Academic | Essay Contest
Portrayal of Women in Gulliver's Travels
When Gulliver writes that "the Rudiments of Lewdness, Coquetry, Censure and Scandal, should have Place by Instinct in Womankind" this would seem to position Swift as a misogynist. I argue the contrary, that the statement is "swiftian", that is, ironic. It represents "the Thing that was not".
The author's true feelings about women are, I believe, found in the utopian Country of the Houyhnhnms. Clearly, this land and its customs are deemed the most favorable by Swift. It is a society we should emulate and strive to be. And much of it relates to its treatment of women and the sexes.

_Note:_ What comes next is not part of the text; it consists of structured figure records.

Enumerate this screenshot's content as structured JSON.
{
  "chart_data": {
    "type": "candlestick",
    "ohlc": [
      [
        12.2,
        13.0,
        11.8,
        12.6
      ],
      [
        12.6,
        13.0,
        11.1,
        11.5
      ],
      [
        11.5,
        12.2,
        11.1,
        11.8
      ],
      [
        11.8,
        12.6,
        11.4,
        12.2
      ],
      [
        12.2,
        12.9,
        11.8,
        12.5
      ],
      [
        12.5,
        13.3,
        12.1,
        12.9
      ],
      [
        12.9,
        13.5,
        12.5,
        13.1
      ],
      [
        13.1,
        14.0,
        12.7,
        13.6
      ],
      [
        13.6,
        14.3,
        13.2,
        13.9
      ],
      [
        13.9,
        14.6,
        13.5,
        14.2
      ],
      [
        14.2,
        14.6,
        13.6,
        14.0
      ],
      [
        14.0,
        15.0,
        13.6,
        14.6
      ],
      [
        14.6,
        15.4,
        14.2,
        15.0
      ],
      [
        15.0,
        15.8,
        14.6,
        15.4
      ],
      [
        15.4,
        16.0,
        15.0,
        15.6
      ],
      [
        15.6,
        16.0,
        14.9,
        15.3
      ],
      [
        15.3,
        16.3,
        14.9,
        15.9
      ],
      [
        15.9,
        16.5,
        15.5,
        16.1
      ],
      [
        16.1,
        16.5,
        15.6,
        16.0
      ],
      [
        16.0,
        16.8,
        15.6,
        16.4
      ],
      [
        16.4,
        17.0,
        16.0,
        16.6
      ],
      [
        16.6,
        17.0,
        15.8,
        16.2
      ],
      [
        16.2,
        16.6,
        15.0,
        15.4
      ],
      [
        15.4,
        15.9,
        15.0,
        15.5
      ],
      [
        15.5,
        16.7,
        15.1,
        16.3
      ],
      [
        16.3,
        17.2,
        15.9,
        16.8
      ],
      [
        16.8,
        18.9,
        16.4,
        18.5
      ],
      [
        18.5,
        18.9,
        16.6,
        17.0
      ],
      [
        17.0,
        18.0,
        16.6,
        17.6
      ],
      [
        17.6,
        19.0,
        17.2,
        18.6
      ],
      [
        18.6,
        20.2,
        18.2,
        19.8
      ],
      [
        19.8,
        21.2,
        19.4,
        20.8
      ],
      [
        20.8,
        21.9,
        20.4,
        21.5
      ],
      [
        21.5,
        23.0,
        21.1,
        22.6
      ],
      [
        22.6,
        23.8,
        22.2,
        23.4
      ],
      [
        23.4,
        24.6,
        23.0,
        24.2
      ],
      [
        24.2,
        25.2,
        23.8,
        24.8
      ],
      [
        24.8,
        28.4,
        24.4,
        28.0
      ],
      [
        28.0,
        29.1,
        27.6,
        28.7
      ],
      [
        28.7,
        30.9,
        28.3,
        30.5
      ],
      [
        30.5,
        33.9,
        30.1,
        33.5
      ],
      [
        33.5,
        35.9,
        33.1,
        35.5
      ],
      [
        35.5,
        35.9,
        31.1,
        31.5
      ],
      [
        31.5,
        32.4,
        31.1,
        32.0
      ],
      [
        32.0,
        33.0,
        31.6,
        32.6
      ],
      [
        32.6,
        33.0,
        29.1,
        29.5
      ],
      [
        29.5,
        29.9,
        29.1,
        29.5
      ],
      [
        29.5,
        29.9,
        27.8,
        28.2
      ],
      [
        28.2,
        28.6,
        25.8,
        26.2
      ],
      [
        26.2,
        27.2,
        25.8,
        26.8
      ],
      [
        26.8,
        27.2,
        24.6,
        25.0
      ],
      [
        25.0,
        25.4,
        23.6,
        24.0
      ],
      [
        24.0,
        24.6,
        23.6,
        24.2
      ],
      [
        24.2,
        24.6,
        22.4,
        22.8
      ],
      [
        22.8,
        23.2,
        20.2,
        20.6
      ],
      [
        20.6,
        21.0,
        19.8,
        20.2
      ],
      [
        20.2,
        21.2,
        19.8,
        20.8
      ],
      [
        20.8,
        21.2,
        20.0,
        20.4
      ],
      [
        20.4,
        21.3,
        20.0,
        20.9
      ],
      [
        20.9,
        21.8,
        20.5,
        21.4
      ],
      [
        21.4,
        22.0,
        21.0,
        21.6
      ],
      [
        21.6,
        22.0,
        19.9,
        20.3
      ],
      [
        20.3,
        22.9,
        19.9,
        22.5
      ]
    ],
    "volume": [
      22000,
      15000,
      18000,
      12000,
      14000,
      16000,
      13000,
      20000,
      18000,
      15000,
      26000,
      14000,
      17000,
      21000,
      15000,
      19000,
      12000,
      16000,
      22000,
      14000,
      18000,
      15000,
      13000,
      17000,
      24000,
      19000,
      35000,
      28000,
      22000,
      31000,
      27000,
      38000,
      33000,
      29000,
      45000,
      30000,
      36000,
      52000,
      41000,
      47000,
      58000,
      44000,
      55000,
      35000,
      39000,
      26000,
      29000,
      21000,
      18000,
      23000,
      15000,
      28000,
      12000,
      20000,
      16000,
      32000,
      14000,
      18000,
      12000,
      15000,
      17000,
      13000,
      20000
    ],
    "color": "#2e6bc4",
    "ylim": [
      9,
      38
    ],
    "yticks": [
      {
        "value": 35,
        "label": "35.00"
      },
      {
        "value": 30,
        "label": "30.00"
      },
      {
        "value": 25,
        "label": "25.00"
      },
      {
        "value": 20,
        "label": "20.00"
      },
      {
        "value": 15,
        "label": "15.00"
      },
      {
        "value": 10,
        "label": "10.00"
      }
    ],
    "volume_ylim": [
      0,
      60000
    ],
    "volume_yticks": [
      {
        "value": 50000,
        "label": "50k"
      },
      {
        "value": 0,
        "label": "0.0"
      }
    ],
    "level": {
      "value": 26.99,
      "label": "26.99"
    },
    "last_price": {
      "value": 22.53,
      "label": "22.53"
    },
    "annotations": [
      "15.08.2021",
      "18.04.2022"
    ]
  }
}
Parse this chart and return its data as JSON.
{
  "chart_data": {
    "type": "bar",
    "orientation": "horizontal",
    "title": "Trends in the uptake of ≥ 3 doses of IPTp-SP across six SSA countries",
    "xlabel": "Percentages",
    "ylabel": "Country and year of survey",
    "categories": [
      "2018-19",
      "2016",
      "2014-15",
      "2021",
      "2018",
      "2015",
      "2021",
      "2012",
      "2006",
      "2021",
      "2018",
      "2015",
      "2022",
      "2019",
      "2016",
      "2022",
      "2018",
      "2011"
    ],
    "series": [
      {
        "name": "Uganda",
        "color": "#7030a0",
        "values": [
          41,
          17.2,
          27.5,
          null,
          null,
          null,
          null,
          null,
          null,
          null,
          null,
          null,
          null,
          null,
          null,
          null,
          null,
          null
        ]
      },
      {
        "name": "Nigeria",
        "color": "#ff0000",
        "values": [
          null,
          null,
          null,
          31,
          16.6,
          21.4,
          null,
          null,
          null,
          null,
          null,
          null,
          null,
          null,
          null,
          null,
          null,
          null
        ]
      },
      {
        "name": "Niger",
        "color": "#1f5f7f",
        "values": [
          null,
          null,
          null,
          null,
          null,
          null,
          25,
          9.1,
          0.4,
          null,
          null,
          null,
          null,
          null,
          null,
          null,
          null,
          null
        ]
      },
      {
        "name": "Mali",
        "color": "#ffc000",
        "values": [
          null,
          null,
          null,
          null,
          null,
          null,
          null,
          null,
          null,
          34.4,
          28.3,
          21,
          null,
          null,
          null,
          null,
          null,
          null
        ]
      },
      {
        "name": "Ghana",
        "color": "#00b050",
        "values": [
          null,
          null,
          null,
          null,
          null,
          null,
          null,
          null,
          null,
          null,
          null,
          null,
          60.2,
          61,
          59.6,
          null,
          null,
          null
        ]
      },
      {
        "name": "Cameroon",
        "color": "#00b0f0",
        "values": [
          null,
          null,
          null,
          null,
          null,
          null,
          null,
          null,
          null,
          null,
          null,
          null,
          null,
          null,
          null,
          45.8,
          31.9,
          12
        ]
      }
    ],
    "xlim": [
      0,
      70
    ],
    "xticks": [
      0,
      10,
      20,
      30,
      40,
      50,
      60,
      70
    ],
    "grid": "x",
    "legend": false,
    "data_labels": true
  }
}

Females are obviously valued. Women stop bearing children when they have produced a child of each sex. Parents of two boys make an exchange with parents of two girls so that each couple has a boy and girl. The sexes are equal and treated so. Both are educated (as on Lilliput, as well). Gulliver is convinced by the Master that educating males and females differently, as in Gulliver's world, is "monstrous" and an "Instance of Brutality" resulting in half the population being "good for nothing but bringing children into the world" and then being useless to effectively rear them. Lessons in morality are the same for boys and girls as the Master explains, "Temperance, Industry, Exercise and Cleanliness, are the Lessons equally enjoyned to the young ones of both sexes". Comeliness is cherished in girls but not so much for vanity as 'to preserve the race from degenerating."
"Friendship and Benevolence" are the premiere virtues to Houyhnhnms and throughout Gulliver's Travels we find examples of this in the female characters. It is most evident in Brobdingnag. When Gulliver is presented to the farmer's wife, she is at first frightened as at a "toad or a spider" and screams, as would be natural, but she is " soon reconciled, and by Degrees grew extreamly tender". Even kinder is the young daughter, Glumdalclitch, who becomes Gulliver's caregiver, protector, teacher and constant companion. We compare these to the husband/father, who exploits Gulliver for money. The Queen, likewise, is warmly receptive to Gulliver and even graciously welcomes Glumdalclitch, too, as his nurse. Again, it is the man, the Queen's dwarf, who is jealous of Gulliver, tortures and tries to destroy him. On Lilliput, the women, along with the men, feed Gulliver, give him drink and salve for his wounds. And at the Lilliputian court, "Her Royal Majesty was pleased to smile very graciously upon me and gave me out of the Window Her Hand to kiss." The Royal Treasurer, on the other hand, falsely accuses his good wife of infidelity with Gulliver (absurd, in any case, considering the difference in size) and ruins her reputation. The females are naturally curious and inviting; the males are competitive and greedy.
"Decency & Civility", "Order & Economy" also rate highly with the Houyhnhnms and women display these traits, as well. Gulliver describes the "misery doubled by the load of a wife" but it is his wife who is so burdened. Mary Burton, whose name appears only once in the book, and for whom Gulliver received 400 pounds to marry, is left time after time to fend for herself and family while Gulliver travels - for his excitement, as much as for the pay, he admits. His statement, "I could never forget those domestick Pledges I had left behind me" is laughable. Between his 3rd and 4th voyage he is home only 5 months before again leaving his wife "big with child". At the Grand Academy of Lagado, the idiotic professors want to abolish words altogether and communicate only by things. It is the women who wisely "threatened to raise a Rebellion, unless they might be allowed the Liberty to speak with their tongues".
If "the Caprices of Womankind are not limited by any Climate or Nation; and that they are much more uniform than can be easily imagined", it is men who have made them so. In Laputa, women can only travel with a License from the King. The women are exceedingly flirtatious but then their husbands are completely indifferent and absurdly devoted to their musical and mathematical abstracts. We are, likewise, sympathetic to the coquettish behavior of the caged female Yahoos. On Balnibari, women are taxed on their beauty and fashion. And we learn from Gulliver that in England, a man becomes a Chief Minister when he can "dispose of a Wife, a Daughter or a Sister". Not surprising when we have already heard from him that a "wife should always be a reasonable and agreeable companion, because she cannot always be young". Furthermore, wives of diseased, worthless Noblemen are forced to "take Care to provide a healthy Father among her Neighbors or Domesticks, in order to improve and continue the Breed".
In the end, Gulliver, enlightened, dreams of "civilizing Europe" and instilling the "Principles of Honour, Justice, Truth, Temperance, publick Spirit, Fortitude, Chastity, Friendship, Benevolence and Fidelity". This would certainly benefit women, who would be freed and empowered to maximize their full potential. Gulliver could find himself eager to "permit my wife to sit at Dinner with me" and could say with true satisfaction, "My Country was governed by a Female Man".